You also got to consider Taiwan, Hong Kong and unofficially china as well as licensed ver of pc engine in korea contributing a million here and there, as well as few tens of thousands unofficially imported to European countries
I would be shocked if sales in all regions other than the US/Canada and Japan exceeded even half a million. I wouldn't be surprised if it's not even 100k. The Korean system is incredibly hard to come by. I mean, systems that sold in the 50-100k region (PC-FX, Supergrafx, Playdia) are far, far easier to locate.
Yeah, those 'other' regions were very small sales-wise. They didn't add up to much at all for any platform.

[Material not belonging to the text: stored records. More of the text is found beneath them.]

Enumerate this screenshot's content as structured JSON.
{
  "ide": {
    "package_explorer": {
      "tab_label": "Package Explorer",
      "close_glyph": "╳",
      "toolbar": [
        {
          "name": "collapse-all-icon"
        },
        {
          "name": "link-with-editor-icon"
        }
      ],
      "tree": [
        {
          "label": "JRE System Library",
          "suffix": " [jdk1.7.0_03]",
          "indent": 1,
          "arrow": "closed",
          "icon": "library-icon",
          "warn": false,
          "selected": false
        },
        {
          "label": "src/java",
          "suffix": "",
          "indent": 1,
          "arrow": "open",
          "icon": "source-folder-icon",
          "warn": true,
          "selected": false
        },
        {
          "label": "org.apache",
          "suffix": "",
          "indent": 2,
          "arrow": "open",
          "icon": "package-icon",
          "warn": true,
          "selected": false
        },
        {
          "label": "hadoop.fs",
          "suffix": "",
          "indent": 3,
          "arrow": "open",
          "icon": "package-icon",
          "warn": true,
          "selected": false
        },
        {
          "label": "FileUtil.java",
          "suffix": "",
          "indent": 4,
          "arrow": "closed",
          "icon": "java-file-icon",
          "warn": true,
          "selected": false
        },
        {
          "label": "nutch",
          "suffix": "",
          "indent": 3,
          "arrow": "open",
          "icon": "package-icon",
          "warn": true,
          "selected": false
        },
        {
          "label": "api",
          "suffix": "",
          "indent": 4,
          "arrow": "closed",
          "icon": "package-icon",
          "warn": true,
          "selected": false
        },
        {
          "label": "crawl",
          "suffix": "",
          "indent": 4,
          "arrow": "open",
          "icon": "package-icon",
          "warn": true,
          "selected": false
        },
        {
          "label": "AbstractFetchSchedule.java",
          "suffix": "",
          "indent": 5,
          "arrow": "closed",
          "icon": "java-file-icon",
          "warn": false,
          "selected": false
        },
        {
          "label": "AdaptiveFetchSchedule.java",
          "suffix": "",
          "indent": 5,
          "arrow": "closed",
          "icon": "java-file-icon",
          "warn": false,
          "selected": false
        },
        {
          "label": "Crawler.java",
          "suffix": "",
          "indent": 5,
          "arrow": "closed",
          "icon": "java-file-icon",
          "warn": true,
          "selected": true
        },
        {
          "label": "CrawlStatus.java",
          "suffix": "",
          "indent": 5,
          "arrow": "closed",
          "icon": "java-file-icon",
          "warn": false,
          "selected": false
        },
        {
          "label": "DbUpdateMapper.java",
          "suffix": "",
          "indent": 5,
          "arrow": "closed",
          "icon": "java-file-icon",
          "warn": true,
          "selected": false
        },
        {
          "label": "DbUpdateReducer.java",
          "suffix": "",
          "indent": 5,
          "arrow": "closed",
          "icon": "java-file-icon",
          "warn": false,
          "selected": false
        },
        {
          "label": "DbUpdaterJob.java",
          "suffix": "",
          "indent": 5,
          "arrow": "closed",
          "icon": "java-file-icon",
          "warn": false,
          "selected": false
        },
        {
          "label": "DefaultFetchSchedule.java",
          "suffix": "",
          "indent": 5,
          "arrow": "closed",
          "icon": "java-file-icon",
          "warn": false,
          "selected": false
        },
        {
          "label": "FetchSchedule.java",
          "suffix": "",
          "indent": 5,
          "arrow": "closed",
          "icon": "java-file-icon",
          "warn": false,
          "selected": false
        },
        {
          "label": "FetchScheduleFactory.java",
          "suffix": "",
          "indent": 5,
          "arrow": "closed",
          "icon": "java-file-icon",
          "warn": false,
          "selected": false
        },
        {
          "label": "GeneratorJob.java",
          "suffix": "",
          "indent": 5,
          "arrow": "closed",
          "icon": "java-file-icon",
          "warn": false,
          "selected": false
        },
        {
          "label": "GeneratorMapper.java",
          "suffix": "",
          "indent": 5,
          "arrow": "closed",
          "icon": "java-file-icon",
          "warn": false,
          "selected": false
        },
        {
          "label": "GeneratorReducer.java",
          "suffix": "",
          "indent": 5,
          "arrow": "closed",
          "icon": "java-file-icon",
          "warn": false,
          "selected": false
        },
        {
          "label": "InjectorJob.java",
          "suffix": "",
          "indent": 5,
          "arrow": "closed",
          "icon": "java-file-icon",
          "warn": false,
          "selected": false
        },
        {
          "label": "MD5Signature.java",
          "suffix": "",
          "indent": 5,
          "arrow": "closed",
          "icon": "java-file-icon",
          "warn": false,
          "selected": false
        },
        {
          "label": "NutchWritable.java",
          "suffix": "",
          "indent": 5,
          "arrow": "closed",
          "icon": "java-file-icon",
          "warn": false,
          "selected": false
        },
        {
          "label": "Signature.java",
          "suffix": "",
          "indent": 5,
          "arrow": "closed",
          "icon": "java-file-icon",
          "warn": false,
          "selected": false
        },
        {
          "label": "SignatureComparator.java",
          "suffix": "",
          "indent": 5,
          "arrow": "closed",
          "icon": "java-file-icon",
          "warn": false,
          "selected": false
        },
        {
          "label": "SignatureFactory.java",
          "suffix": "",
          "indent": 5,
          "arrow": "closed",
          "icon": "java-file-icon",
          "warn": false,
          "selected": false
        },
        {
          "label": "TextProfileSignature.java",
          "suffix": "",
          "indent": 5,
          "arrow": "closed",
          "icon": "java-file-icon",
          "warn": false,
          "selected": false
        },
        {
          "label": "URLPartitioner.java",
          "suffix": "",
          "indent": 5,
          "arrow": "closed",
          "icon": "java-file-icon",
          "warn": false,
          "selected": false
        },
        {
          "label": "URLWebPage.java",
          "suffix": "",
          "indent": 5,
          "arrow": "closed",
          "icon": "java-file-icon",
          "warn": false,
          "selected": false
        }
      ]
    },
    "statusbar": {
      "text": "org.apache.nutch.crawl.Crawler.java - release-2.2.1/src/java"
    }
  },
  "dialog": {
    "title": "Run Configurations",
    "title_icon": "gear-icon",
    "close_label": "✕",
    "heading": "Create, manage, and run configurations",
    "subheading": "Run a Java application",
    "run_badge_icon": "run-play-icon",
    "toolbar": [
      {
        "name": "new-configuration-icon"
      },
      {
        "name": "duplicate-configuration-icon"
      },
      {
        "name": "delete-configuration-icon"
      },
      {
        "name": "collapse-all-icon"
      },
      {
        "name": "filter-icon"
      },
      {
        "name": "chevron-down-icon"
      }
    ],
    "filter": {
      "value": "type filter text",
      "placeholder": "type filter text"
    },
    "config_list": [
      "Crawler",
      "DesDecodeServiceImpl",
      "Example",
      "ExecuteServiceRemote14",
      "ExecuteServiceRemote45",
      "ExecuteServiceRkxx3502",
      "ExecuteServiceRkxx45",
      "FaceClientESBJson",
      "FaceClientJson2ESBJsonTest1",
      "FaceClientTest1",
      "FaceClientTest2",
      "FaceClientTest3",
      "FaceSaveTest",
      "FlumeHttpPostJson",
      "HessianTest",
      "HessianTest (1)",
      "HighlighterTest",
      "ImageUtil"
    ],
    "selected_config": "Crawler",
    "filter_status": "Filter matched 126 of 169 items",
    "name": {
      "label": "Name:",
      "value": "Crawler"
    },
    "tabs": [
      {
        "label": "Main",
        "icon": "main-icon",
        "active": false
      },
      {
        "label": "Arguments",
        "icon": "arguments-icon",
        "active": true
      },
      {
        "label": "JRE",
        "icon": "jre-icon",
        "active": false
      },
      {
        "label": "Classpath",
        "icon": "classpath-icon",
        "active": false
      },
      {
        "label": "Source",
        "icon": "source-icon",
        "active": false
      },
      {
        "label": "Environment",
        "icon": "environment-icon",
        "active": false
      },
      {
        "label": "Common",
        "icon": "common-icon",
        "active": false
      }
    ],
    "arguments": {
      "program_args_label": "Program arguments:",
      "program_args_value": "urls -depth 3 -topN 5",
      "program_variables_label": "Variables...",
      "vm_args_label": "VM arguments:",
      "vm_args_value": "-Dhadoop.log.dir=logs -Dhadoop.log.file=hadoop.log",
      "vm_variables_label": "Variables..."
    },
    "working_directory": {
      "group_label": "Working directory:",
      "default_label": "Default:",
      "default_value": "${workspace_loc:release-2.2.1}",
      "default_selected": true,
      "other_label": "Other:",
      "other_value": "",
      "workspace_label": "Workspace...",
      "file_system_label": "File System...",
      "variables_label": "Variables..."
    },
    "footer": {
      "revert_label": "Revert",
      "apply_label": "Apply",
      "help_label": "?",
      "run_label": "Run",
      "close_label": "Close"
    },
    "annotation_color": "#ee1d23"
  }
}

Regardless of the tastes of their readership, if there is any media source in Japan that was in a good position to get an accurate number from Hudson/NEC, it was famitsu. I can't find which issue it was, but apparently the figure comes from an issue published during the mid 90s.
Where did lukester get the figure for 1 million copies of TMII? I'm searching in Japanese and found an interesting summary:
Game-sales ranking website m-create.com says 158,620.
The game's director himself said 200,000.
Hudson said 300,000.
Hudson also announced later that the total sales of all Tengai series games combined is 2.2 million.
By the way, the number 5 game in that famitsu reader poll is an interactive novel called Machi. You know how many that apparently sold? 120,000.
This sounds like the answer there to me, TMII didn't sell nearly a million copies.